System prompts have emerged as a critical control surface for specifying the behavior of LLMs in chat and agent settings. Developers depend on system prompts to specify important context, output format, personalities, guardrails, content policies, and safety countermeasures, all of which require models to robustly adhere to the system prompt, especially when facing conflicting or adversarial user inputs. In practice, models often forget to consider relevant guardrails or fail to resolve conflicting demands between the system and the user. In this work, we study various methods for improving system prompt robustness by creating realistic new evaluation and fine-tuning datasets based on prompts collected from from OpenAI's GPT Store and HuggingFace's HuggingChat. Our experiments assessing models with a panel of new and existing benchmarks show that performance can be considerably improved with realistic fine-tuning data, as well as inference-time interventions such as classifier-free guidance. Finally, we analyze the results of recently released reasoning models from OpenAI and DeepSeek, which show exciting but uneven improvements on the benchmarks we study. Overall, current techniques fall short of ensuring system prompt robustness and further study is warranted.

Figures (14)

• Figure 1: Example test case from our RealGuardrails handwritten suite. Note the relevant guardrail underlined in the system prompt which the good assistant response (GPT-4o) follows but the bad assistant response (Llama 3.1 8B Instruct) ignores.
• Figure 2: Model performance quickly approaches zero when stress tested with an increasing number of guardrails in the system message. We show the pass rate of API models evaluated ($n=100$) on our Monkey Island stress test with between 1 to 20 guardrails. GPT-4o, GPT-4o mini, and DeepSeek V3 are standard chat models, while o3 mini and DeepSeek R1 are "reasoning" models.
• Figure 3: Real-world system prompts may have many guardrails. User-submitted prompts on OpenAI's subscription-only GPT Store tend to contain more guardrails than ones from the free HuggingChat.

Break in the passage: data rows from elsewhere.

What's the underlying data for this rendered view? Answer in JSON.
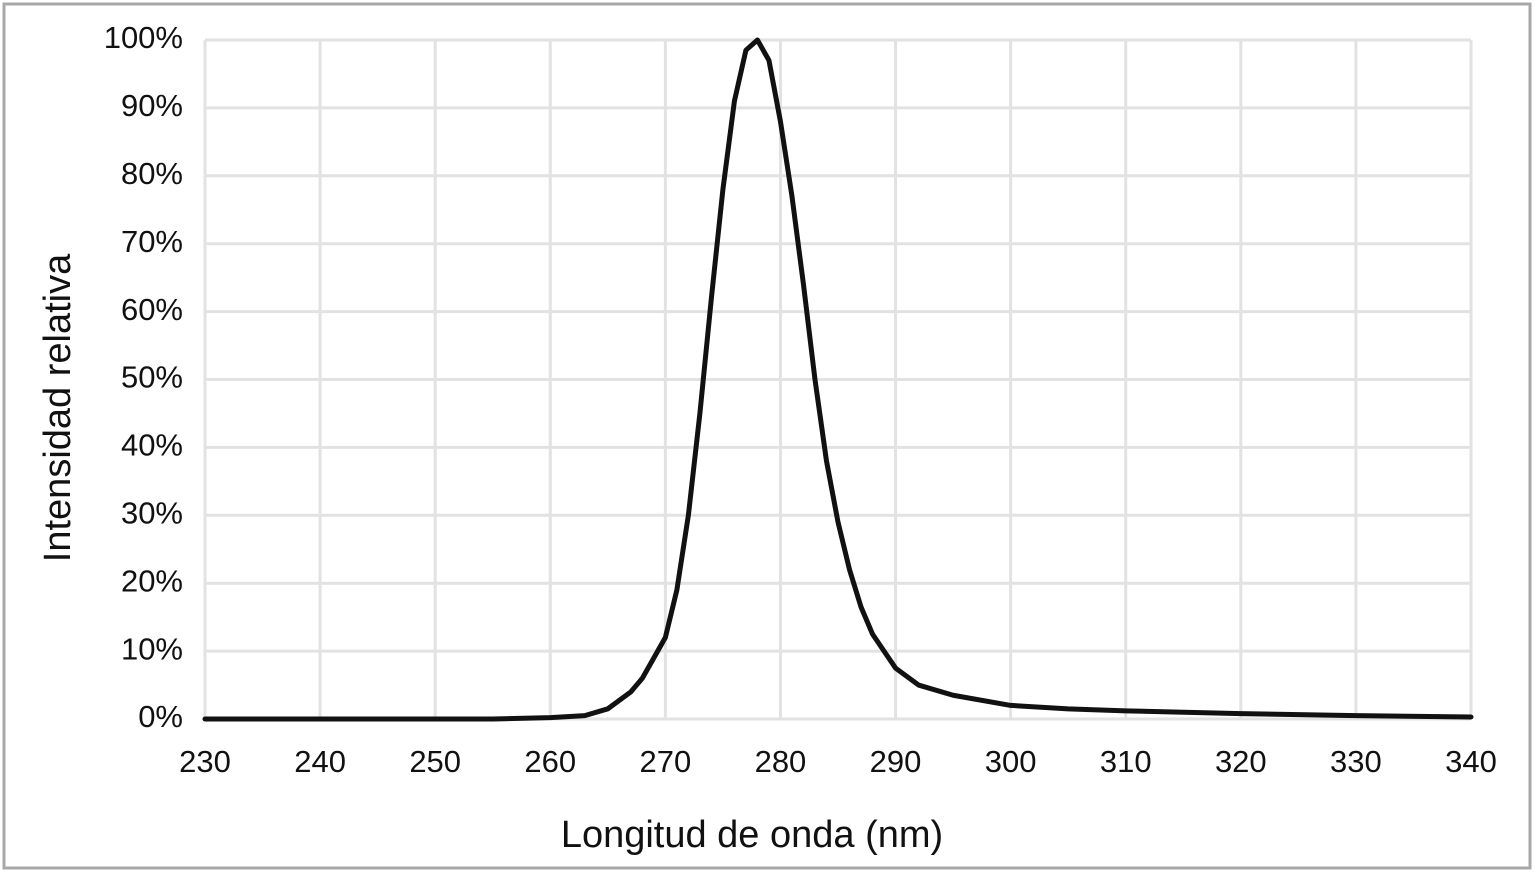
{
  "chart_data": {
    "type": "line",
    "x_label": "Longitud de onda (nm)",
    "y_label": "Intensidad relativa",
    "x": [
      230,
      240,
      250,
      255,
      260,
      263,
      265,
      267,
      268,
      270,
      271,
      272,
      273,
      274,
      275,
      276,
      277,
      278,
      279,
      280,
      281,
      282,
      283,
      284,
      285,
      286,
      287,
      288,
      290,
      292,
      295,
      300,
      305,
      310,
      320,
      330,
      340
    ],
    "series": [
      {
        "name": "Intensidad relativa",
        "color": "#111111",
        "values": [
          0,
          0,
          0,
          0,
          0.2,
          0.5,
          1.5,
          4,
          6,
          12,
          19,
          30,
          45,
          62,
          78,
          91,
          98.5,
          100,
          97,
          88,
          77,
          64,
          50,
          38,
          29,
          22,
          16.5,
          12.5,
          7.5,
          5,
          3.5,
          2,
          1.5,
          1.2,
          0.8,
          0.5,
          0.3
        ]
      }
    ],
    "xlim": [
      230,
      340
    ],
    "xticks": [
      230,
      240,
      250,
      260,
      270,
      280,
      290,
      300,
      310,
      320,
      330,
      340
    ],
    "ylim": [
      0,
      100
    ],
    "yticks": [
      {
        "value": 0,
        "label": "0%"
      },
      {
        "value": 10,
        "label": "10%"
      },
      {
        "value": 20,
        "label": "20%"
      },
      {
        "value": 30,
        "label": "30%"
      },
      {
        "value": 40,
        "label": "40%"
      },
      {
        "value": 50,
        "label": "50%"
      },
      {
        "value": 60,
        "label": "60%"
      },
      {
        "value": 70,
        "label": "70%"
      },
      {
        "value": 80,
        "label": "80%"
      },
      {
        "value": 90,
        "label": "90%"
      },
      {
        "value": 100,
        "label": "100%"
      }
    ],
    "grid": true
  }
}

• Figure 4: Our two-stage process for generating training data. First, we use Claude 3.5 Sonnet to identify the guardrails within the system prompt, then we use it to generate user messages that are either aligned with all the guardrails, or conflict with one or more guardrails.
• Figure 5: Comparison of several fine-tuning interventions for improving system prompt robustness. Adding realistic training data improves performance over the baseline (SFT+ vs SFT). DPO is extremely effective for some benchmarks. Error bars indicate 95% bootstrap ($n=10000$) confidence intervals.